How does a man get Peyronie's disease?
Peyronie's (pay-roe-NEEZ) disease is a scar-forming condition that can cause pain, penile bending, penile shortening and erectile dysfunction. The condition, which is estimated to affect millions of men in the U.S., is characterized by a curvature of 15 degrees or more during erection.
"Most men with Peyronie's disease present during their sexually active years—40 to 50 years of age," says Dr. Gregory Broderick. "They have no other problems with erection, other than the curvature."
Scar tissue, typically resulting from injury, builds up between layers of the inner penis. This prevents the layers from sliding past each other during an erection. Initially, an inflammatory phase produces a painful lump called a plaque. The inflammatory phase of Peyronie's disease can last six to 18 months. Dr. Broderick says pain may diminish over time. However, without treatment, scarring progresses and curvature can worsen.
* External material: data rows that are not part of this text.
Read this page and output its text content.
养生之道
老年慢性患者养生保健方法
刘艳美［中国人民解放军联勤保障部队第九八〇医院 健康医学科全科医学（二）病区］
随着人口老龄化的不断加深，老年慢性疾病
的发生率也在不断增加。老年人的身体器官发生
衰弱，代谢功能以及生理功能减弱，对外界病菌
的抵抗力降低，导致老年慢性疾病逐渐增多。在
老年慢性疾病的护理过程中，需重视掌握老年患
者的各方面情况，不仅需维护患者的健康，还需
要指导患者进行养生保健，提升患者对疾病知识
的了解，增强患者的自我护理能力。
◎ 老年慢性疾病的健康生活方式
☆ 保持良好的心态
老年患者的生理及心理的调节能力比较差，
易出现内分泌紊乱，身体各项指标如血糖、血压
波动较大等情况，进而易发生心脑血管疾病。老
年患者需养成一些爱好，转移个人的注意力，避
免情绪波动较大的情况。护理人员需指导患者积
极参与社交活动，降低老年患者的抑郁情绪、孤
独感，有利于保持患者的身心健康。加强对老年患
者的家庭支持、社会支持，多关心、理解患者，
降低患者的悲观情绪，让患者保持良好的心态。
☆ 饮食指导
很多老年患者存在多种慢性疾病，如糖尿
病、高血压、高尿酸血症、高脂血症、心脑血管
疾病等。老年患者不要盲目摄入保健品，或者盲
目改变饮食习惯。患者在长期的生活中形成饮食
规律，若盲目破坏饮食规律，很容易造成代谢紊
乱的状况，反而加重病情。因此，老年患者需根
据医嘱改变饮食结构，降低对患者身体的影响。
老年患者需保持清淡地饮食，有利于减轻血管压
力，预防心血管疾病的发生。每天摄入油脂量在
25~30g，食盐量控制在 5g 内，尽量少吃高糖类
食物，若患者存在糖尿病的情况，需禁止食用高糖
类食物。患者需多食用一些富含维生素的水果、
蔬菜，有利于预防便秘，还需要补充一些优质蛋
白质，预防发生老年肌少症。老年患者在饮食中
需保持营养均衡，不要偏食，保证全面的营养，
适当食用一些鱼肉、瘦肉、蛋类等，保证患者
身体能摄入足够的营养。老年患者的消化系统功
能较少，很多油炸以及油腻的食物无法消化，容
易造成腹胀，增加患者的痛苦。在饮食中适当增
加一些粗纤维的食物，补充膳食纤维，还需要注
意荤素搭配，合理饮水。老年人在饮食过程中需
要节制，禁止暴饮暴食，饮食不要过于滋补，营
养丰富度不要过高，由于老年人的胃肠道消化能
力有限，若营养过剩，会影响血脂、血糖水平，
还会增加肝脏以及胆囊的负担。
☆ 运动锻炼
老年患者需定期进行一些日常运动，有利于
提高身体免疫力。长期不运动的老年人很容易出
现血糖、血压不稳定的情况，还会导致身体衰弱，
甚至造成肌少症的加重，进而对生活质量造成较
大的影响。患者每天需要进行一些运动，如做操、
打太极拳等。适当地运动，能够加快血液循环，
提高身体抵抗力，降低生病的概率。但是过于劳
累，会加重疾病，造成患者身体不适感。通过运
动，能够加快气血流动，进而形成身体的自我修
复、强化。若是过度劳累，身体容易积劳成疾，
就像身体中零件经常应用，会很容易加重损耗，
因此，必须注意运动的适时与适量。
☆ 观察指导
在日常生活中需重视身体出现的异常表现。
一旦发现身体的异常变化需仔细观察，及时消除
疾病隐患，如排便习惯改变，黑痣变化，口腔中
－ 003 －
"A man shouldn't normally be able to feel a lump in his penis or experience pain with erections, so that should be the time to see a urologist," says Dr. Broderick.
Central to making the diagnosis of Peyronie's disease is an assessment performed by a physician to confirm a deformity and or curvature. Dr. Broderick says patients may need to document erections at home and share photographs at their physician visit. Also, in the office, an ultrasound may be used to characterize the scar tissue by size and determine if the plaque is calcified.
"Doppler ultrasound verifies the vascular integrity of an erection and whether a patient has normal blood flow or if blood flow is less than it should be for a patient's age," says Dr. Broderick.
While fertility is not directly affected by Peyronie's disease, Dr. Broderick says curvature can prevent a man from performing sexual activity with a partner, and may lead to stress, anxiety or secondary sexual dysfunction, such as premature ejaculation.
Does Peyronie's disease go away?
Peyronie's disease rarely goes away on its own, but medication and surgical treatments are available. A candidate for medication would be given injections directly into the scar tissue over several visits. From there, the patient would use a traction device to gradually bend against the curvature. Surgical options include penile plication, grafting or, for men with severe vascular problems, implanting a prosthesis can help them return them to full sexual activity.
However, not every man with Peyronie's disease may opt for treatment, according to Dr. Broderick.
"For men who aren't sexually active or have reached the point in their relationship where sexual activity is no longer of interest to the couple, I do not advocate medical or surgical interventions," says Dr. Broderick. "That's because the only time Peyronie's disease would bother a patient is when they are trying to have sex."